G7 <- function(){runif(1) < 0.04}
R7a <- init_avseqmc_progress(sample_G = G7, 
                             epsilon = 0.001, 
                             ptilde = 0.0813, 
                             n = 1000,
                             S = 44)
#> Warning in init_avseqmc_progress(sample_G = G7, epsilon = 0.001, ptilde =
#> 0.0813, : Initializing avseqmc_progress with a previous value of n, S and
#> ptilde. Note that ptilde is not recomputed and is assumed correct.

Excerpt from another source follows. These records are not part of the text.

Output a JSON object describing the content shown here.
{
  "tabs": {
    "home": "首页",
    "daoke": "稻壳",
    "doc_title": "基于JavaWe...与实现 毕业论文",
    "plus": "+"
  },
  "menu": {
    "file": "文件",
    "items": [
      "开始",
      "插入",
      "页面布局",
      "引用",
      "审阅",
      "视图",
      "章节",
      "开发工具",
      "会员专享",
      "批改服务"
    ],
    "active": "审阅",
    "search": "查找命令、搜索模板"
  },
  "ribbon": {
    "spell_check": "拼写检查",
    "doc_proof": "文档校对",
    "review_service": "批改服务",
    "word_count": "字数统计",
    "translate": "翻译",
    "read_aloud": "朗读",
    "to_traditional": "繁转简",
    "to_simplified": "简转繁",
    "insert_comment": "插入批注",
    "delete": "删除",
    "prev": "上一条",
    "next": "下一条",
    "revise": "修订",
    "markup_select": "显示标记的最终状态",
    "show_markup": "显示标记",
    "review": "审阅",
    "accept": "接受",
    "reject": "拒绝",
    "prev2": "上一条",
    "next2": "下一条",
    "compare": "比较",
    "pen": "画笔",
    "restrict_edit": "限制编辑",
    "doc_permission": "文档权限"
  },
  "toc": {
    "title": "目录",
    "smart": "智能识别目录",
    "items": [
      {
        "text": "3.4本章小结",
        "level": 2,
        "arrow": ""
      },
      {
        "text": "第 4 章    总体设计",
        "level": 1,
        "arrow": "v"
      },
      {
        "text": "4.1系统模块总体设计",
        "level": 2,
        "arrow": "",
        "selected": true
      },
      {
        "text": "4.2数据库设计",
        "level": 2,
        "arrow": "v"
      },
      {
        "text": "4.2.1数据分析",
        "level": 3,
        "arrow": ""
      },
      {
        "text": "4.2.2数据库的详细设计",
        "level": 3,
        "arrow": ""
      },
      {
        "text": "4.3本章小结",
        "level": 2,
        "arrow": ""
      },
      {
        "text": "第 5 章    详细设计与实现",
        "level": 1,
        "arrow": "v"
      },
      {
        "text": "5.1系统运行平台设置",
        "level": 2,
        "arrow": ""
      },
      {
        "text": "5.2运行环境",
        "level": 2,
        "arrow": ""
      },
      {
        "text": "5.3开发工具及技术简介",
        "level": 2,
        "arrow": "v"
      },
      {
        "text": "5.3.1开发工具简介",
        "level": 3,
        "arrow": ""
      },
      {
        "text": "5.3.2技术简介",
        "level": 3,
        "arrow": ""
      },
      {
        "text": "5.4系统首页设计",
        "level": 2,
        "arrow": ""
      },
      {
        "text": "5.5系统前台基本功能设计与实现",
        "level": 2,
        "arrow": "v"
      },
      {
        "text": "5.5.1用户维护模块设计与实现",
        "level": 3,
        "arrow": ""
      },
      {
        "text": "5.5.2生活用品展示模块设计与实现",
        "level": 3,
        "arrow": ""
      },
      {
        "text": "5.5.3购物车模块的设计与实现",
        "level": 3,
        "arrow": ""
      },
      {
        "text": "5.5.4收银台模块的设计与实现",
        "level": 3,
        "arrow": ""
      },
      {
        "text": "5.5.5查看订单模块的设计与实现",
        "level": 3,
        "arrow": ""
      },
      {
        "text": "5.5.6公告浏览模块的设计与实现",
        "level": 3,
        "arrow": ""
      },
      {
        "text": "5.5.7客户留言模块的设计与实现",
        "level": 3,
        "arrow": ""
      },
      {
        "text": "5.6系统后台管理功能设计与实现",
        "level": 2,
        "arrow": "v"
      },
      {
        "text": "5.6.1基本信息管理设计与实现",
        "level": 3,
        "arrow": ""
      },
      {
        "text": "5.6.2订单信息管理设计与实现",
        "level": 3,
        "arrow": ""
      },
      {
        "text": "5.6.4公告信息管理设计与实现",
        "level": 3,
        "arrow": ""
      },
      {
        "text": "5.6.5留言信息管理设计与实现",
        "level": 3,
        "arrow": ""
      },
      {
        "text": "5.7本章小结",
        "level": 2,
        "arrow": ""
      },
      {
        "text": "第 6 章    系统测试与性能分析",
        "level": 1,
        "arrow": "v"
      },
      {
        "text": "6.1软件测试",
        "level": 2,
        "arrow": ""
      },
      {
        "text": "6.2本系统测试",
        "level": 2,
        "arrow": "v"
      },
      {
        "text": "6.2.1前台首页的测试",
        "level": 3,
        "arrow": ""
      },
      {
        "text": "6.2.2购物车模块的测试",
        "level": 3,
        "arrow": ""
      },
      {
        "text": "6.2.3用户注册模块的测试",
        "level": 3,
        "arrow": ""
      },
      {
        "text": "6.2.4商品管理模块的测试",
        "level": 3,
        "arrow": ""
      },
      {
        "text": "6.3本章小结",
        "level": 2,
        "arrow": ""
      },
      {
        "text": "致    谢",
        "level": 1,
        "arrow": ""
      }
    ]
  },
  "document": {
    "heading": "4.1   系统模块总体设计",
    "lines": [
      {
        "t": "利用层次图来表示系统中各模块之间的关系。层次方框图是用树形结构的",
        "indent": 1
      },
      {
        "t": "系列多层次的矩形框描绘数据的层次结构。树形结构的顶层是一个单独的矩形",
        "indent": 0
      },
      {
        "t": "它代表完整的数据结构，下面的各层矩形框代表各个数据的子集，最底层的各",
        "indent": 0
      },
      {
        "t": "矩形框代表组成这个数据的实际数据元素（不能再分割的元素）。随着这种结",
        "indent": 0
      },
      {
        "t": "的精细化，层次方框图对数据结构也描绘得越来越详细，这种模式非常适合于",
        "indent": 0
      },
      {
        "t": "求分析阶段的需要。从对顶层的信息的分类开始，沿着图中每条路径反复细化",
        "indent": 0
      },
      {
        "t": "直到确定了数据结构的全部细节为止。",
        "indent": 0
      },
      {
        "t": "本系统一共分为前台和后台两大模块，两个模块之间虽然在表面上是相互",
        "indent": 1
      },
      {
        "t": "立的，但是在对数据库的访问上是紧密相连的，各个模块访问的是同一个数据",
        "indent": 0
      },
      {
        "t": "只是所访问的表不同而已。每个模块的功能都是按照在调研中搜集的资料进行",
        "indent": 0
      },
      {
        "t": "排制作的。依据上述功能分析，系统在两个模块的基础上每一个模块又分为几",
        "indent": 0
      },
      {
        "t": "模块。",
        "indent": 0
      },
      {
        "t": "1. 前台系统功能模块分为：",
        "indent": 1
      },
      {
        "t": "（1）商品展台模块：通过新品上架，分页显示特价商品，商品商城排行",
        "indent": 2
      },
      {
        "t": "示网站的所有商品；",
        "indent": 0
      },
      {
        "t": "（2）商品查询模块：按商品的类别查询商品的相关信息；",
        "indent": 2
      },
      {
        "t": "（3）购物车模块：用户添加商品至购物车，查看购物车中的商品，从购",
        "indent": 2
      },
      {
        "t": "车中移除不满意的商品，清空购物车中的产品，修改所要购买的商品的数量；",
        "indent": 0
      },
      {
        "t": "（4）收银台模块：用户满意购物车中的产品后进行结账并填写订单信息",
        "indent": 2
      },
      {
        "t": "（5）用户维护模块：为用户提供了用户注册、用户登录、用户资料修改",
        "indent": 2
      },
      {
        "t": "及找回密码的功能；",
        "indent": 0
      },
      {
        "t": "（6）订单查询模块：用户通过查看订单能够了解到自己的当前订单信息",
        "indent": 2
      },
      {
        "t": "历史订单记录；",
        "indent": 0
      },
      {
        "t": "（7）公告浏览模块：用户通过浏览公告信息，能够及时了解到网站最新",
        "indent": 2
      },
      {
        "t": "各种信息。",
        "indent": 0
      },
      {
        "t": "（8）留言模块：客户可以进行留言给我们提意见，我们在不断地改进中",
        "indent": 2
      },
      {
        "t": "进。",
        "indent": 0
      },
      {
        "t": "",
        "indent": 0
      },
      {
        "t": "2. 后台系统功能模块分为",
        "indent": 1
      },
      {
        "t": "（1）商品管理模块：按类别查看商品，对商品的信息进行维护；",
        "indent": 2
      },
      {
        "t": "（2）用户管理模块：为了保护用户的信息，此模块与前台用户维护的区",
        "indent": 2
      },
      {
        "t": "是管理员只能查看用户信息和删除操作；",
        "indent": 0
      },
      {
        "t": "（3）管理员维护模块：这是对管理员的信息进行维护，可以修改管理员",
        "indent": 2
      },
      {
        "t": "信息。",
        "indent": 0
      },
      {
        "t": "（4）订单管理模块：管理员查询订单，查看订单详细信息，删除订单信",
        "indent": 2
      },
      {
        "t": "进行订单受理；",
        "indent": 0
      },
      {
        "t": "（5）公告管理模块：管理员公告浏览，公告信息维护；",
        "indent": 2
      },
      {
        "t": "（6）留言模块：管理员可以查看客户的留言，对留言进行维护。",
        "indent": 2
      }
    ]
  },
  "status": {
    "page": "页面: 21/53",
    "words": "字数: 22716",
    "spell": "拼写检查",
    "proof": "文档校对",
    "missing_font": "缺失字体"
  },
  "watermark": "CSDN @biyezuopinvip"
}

A warning message indicates that the value of ptilde is not verified based on the value of n and S.

Custom Stopping Times

You can also use a fully custom stopping time by supplying stopcrit with a function. This function should take a single argument with class avseqmc_progress and output either FALSE to continue sampling, or TRUE to stop sampling. For example, to stop sampling when, in the last 50 batches, at most a single 1 is observed, we may specify a custom stopping rule as:

G8 <- function(){runif(1) < 0.04}
customstop <- function(R){
  if(length(R$ptilde) > 50){
    if(sum(R$B[(length(R$B)-49):length(R$B)]) <= 1 ){
      return(TRUE)
    }
  }
  return(FALSE)
}
R8 <- avseqmc(sample_G = G8, epsilon = 0.001, stopcrit = customstop)
#> A custom stopping criterion is used with compute_lower=FALSE. Note that the lower bound of the confidence sequence R$Ltilde is only available for the evaluation of the stopping criterion if requested via compute_lower=TRUE.

print(R8)
#> p-value estimate:            0.2352 (rounded to 4 decimals) 
#> Resampling risk:             0.0010 (rounded to 4 decimals) 
#> Total number of samples:     51

When you run this code, a message notifies you that if your custom stopping criterion is based on the lower bound of the confidence sequence R$Ltilde, then this should be requested via setting the argument compute_lower=TRUE. In the example above, the lower bound is not required to evaluate the stopping criterion, so we leave it as the default compute_lower=FALSE.